France’s Worldline has agreed to buy rival Ingenico in a deal valued at 7.8 billion euros $8.6 billion that will create the industry’s fourth-largest player in the digital payments business.
The combined company will have projected 2019 revenues of 5.3 billion euros and operating margins of 1.2 billion euros. Worldline expects the deal to create cost savings of 250 million euros over the next four years, CNBC reported.
Worldline CEO Gilles Grapinet will lead the combined company as CEO. Ingenico chairman Bernard Bourigeaud is expected to be appointed non-executive chairman.
Grapinet said the deal, which is expected to close in the third quarter of 2020, would help create a “world-class leader” in Europe’s digital payments sector, calling it a “landmark transaction for the industrial consolidation of European payments.”
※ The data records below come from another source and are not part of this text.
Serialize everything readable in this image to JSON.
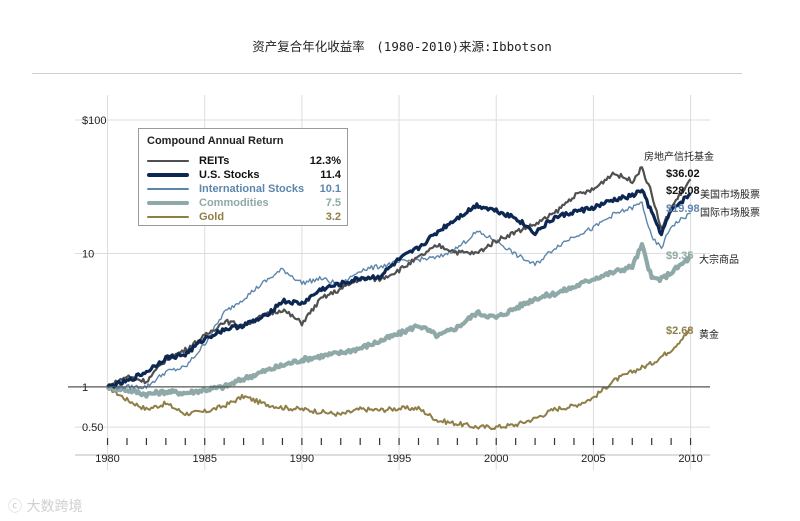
{
  "title": {
    "main": "资产复合年化收益率",
    "sub": "(1980-2010)来源:Ibbotson"
  },
  "chart_data": {
    "type": "line",
    "scale": "log",
    "ylim": [
      0.4,
      100
    ],
    "xlim": [
      1979,
      2011
    ],
    "yticks": [
      {
        "value": 100,
        "label": "$100"
      },
      {
        "value": 10,
        "label": "10"
      },
      {
        "value": 1,
        "label": "1"
      },
      {
        "value": 0.5,
        "label": "0.50"
      }
    ],
    "xticks": [
      1980,
      1985,
      1990,
      1995,
      2000,
      2005,
      2010
    ],
    "legend": {
      "title": "Compound Annual Return",
      "placement": "top-left"
    },
    "series": [
      {
        "name": "REITs",
        "return": "12.3%",
        "color": "#505050",
        "width": 2.2,
        "end_value": "$36.02",
        "end_label_cn": "房地产信托基金",
        "points": [
          [
            1980,
            1.0
          ],
          [
            1981,
            1.2
          ],
          [
            1982,
            1.1
          ],
          [
            1983,
            1.6
          ],
          [
            1984,
            1.9
          ],
          [
            1985,
            2.4
          ],
          [
            1986,
            3.1
          ],
          [
            1987,
            2.9
          ],
          [
            1988,
            3.4
          ],
          [
            1989,
            3.8
          ],
          [
            1990,
            3.0
          ],
          [
            1991,
            4.6
          ],
          [
            1992,
            5.4
          ],
          [
            1993,
            6.5
          ],
          [
            1994,
            6.4
          ],
          [
            1995,
            7.5
          ],
          [
            1996,
            9.3
          ],
          [
            1997,
            11.5
          ],
          [
            1998,
            10.2
          ],
          [
            1999,
            10.0
          ],
          [
            2000,
            12.5
          ],
          [
            2001,
            14.5
          ],
          [
            2002,
            16.5
          ],
          [
            2003,
            20
          ],
          [
            2004,
            27
          ],
          [
            2005,
            30
          ],
          [
            2006,
            40
          ],
          [
            2007,
            35
          ],
          [
            2007.5,
            44
          ],
          [
            2008,
            28
          ],
          [
            2008.5,
            15
          ],
          [
            2009,
            22
          ],
          [
            2010,
            36.02
          ]
        ]
      },
      {
        "name": "U.S. Stocks",
        "return": "11.4",
        "color": "#0c2752",
        "width": 3.2,
        "end_value": "$28.08",
        "end_label_cn": "美国市场股票",
        "points": [
          [
            1980,
            1.0
          ],
          [
            1981,
            1.1
          ],
          [
            1982,
            1.3
          ],
          [
            1983,
            1.65
          ],
          [
            1984,
            1.75
          ],
          [
            1985,
            2.3
          ],
          [
            1986,
            2.7
          ],
          [
            1987,
            2.9
          ],
          [
            1988,
            3.3
          ],
          [
            1989,
            4.4
          ],
          [
            1990,
            4.2
          ],
          [
            1991,
            5.4
          ],
          [
            1992,
            5.9
          ],
          [
            1993,
            6.5
          ],
          [
            1994,
            6.7
          ],
          [
            1995,
            9.0
          ],
          [
            1996,
            11.0
          ],
          [
            1997,
            14.6
          ],
          [
            1998,
            18.5
          ],
          [
            1999,
            23
          ],
          [
            2000,
            21
          ],
          [
            2001,
            18.5
          ],
          [
            2002,
            14.3
          ],
          [
            2003,
            18.5
          ],
          [
            2004,
            20.5
          ],
          [
            2005,
            22
          ],
          [
            2006,
            25
          ],
          [
            2007,
            27
          ],
          [
            2007.5,
            30
          ],
          [
            2008,
            20
          ],
          [
            2008.5,
            14
          ],
          [
            2009,
            21
          ],
          [
            2010,
            28.08
          ]
        ]
      },
      {
        "name": "International Stocks",
        "return": "10.1",
        "color": "#5d86ad",
        "width": 1.4,
        "end_value": "$19.98",
        "end_label_cn": "国际市场股票",
        "points": [
          [
            1980,
            1.0
          ],
          [
            1981,
            1.0
          ],
          [
            1982,
            1.0
          ],
          [
            1983,
            1.3
          ],
          [
            1984,
            1.4
          ],
          [
            1985,
            2.1
          ],
          [
            1986,
            3.6
          ],
          [
            1987,
            4.6
          ],
          [
            1988,
            6.0
          ],
          [
            1989,
            7.6
          ],
          [
            1990,
            6.0
          ],
          [
            1991,
            6.5
          ],
          [
            1992,
            5.8
          ],
          [
            1993,
            7.5
          ],
          [
            1994,
            8.0
          ],
          [
            1995,
            8.6
          ],
          [
            1996,
            9.0
          ],
          [
            1997,
            9.3
          ],
          [
            1998,
            11.0
          ],
          [
            1999,
            14.5
          ],
          [
            2000,
            12.5
          ],
          [
            2001,
            9.8
          ],
          [
            2002,
            8.2
          ],
          [
            2003,
            11.0
          ],
          [
            2004,
            13.5
          ],
          [
            2005,
            15.5
          ],
          [
            2006,
            19.5
          ],
          [
            2007,
            22
          ],
          [
            2007.5,
            24
          ],
          [
            2008,
            13
          ],
          [
            2008.5,
            11
          ],
          [
            2009,
            16
          ],
          [
            2010,
            19.98
          ]
        ]
      },
      {
        "name": "Commodities",
        "return": "7.5",
        "color": "#8ea9a7",
        "width": 4.2,
        "end_value": "$9.35",
        "end_label_cn": "大宗商品",
        "points": [
          [
            1980,
            1.0
          ],
          [
            1981,
            0.95
          ],
          [
            1982,
            0.88
          ],
          [
            1983,
            0.92
          ],
          [
            1984,
            0.9
          ],
          [
            1985,
            0.95
          ],
          [
            1986,
            1.0
          ],
          [
            1987,
            1.15
          ],
          [
            1988,
            1.3
          ],
          [
            1989,
            1.45
          ],
          [
            1990,
            1.6
          ],
          [
            1991,
            1.7
          ],
          [
            1992,
            1.8
          ],
          [
            1993,
            1.95
          ],
          [
            1994,
            2.2
          ],
          [
            1995,
            2.5
          ],
          [
            1996,
            2.9
          ],
          [
            1997,
            2.4
          ],
          [
            1998,
            2.8
          ],
          [
            1999,
            3.6
          ],
          [
            2000,
            3.3
          ],
          [
            2001,
            3.9
          ],
          [
            2002,
            4.6
          ],
          [
            2003,
            5.0
          ],
          [
            2004,
            5.6
          ],
          [
            2005,
            6.5
          ],
          [
            2006,
            7.2
          ],
          [
            2007,
            8.0
          ],
          [
            2007.5,
            11.5
          ],
          [
            2008,
            6.5
          ],
          [
            2008.5,
            6.4
          ],
          [
            2009,
            7.2
          ],
          [
            2010,
            9.35
          ]
        ]
      },
      {
        "name": "Gold",
        "return": "3.2",
        "color": "#8f7e47",
        "width": 2.0,
        "end_value": "$2.68",
        "end_label_cn": "黄金",
        "points": [
          [
            1980,
            1.0
          ],
          [
            1981,
            0.8
          ],
          [
            1982,
            0.68
          ],
          [
            1983,
            0.75
          ],
          [
            1984,
            0.63
          ],
          [
            1985,
            0.65
          ],
          [
            1986,
            0.72
          ],
          [
            1987,
            0.85
          ],
          [
            1988,
            0.75
          ],
          [
            1989,
            0.7
          ],
          [
            1990,
            0.68
          ],
          [
            1991,
            0.65
          ],
          [
            1992,
            0.62
          ],
          [
            1993,
            0.68
          ],
          [
            1994,
            0.67
          ],
          [
            1995,
            0.69
          ],
          [
            1996,
            0.69
          ],
          [
            1997,
            0.56
          ],
          [
            1998,
            0.53
          ],
          [
            1999,
            0.5
          ],
          [
            2000,
            0.5
          ],
          [
            2001,
            0.52
          ],
          [
            2002,
            0.58
          ],
          [
            2003,
            0.68
          ],
          [
            2004,
            0.72
          ],
          [
            2005,
            0.83
          ],
          [
            2006,
            1.1
          ],
          [
            2007,
            1.3
          ],
          [
            2008,
            1.5
          ],
          [
            2009,
            1.9
          ],
          [
            2010,
            2.68
          ]
        ]
      }
    ]
  },
  "watermark": "大数跨境"
}
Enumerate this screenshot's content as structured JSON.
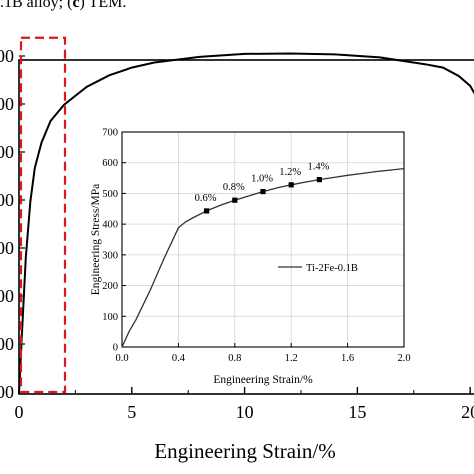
{
  "caption": {
    "pre": ".1B alloy; (",
    "bold": "c",
    "post": ") TEM."
  },
  "chart_data": [
    {
      "type": "line",
      "xlabel": "Engineering Strain/%",
      "ylabel": "",
      "xlim": [
        0,
        21.5
      ],
      "ylim": [
        0,
        900
      ],
      "x_ticks": [
        0,
        5,
        10,
        15,
        20
      ],
      "y_tick_labels": [
        "00",
        "00",
        "00",
        "00",
        "00",
        "00",
        "00",
        "00"
      ],
      "series": [
        {
          "x": [
            0,
            0.12,
            0.3,
            0.5,
            0.7,
            1.0,
            1.4,
            2.0,
            3.0,
            4.0,
            5.0,
            6.0,
            8.0,
            10.0,
            12.0,
            14.0,
            16.0,
            18.0,
            18.8,
            19.5,
            20.0,
            20.3
          ],
          "y": [
            0,
            130,
            320,
            450,
            530,
            590,
            640,
            678,
            720,
            747,
            765,
            777,
            790,
            797,
            798,
            796,
            789,
            773,
            765,
            745,
            722,
            695
          ]
        }
      ],
      "highlight_box": {
        "x": [
          0,
          1.95
        ],
        "y": [
          0,
          835
        ]
      },
      "grid": false
    },
    {
      "type": "line",
      "xlabel": "Engineering Strain/%",
      "ylabel": "Engineering Stress/MPa",
      "xlim": [
        0,
        2.0
      ],
      "ylim": [
        0,
        700
      ],
      "x_ticks": [
        "0.0",
        "0.4",
        "0.8",
        "1.2",
        "1.6",
        "2.0"
      ],
      "y_ticks": [
        "0",
        "100",
        "200",
        "300",
        "400",
        "500",
        "600",
        "700"
      ],
      "grid": true,
      "legend": "right",
      "series": [
        {
          "name": "Ti-2Fe-0.1B",
          "x": [
            0,
            0.02,
            0.05,
            0.1,
            0.2,
            0.3,
            0.4,
            0.45,
            0.5,
            0.6,
            0.7,
            0.8,
            0.9,
            1.0,
            1.1,
            1.2,
            1.3,
            1.4,
            1.5,
            1.6,
            1.7,
            1.8,
            1.9,
            2.0
          ],
          "y": [
            0,
            20,
            50,
            90,
            185,
            290,
            388,
            407,
            420,
            443,
            462,
            478,
            492,
            506,
            518,
            528,
            537,
            545,
            552,
            559,
            565,
            571,
            576,
            581
          ]
        }
      ],
      "markers": [
        {
          "label": "0.6%",
          "x": 0.6,
          "y": 443
        },
        {
          "label": "0.8%",
          "x": 0.8,
          "y": 478
        },
        {
          "label": "1.0%",
          "x": 1.0,
          "y": 506
        },
        {
          "label": "1.2%",
          "x": 1.2,
          "y": 528
        },
        {
          "label": "1.4%",
          "x": 1.4,
          "y": 545
        }
      ]
    }
  ]
}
Ingenico’s Bourigeaud said the takeover “offers a unique opportunity to create the undisputed European champion in payments on par with the largest international players.”
The deal comes as legacy payment processors face increased competition from a multitude of new financial technology rivals which are snatching merchants with their digital payment platforms.
Companies like America’s Stripe, India’s Paytm and Britain’s Checkout.com have managed to hit multi-billion dollar valuations thanks to the flood of venture capital gravitating toward the space.
U.S. fintech group Fidelity National Information Services (FIS) bought payment processor Worldpay for about $35 billion last year.
Fiserv bought First Data in a $22 billion deal and Global Payments merged with Total Systems Services to create a $40 billion payments powerhouse.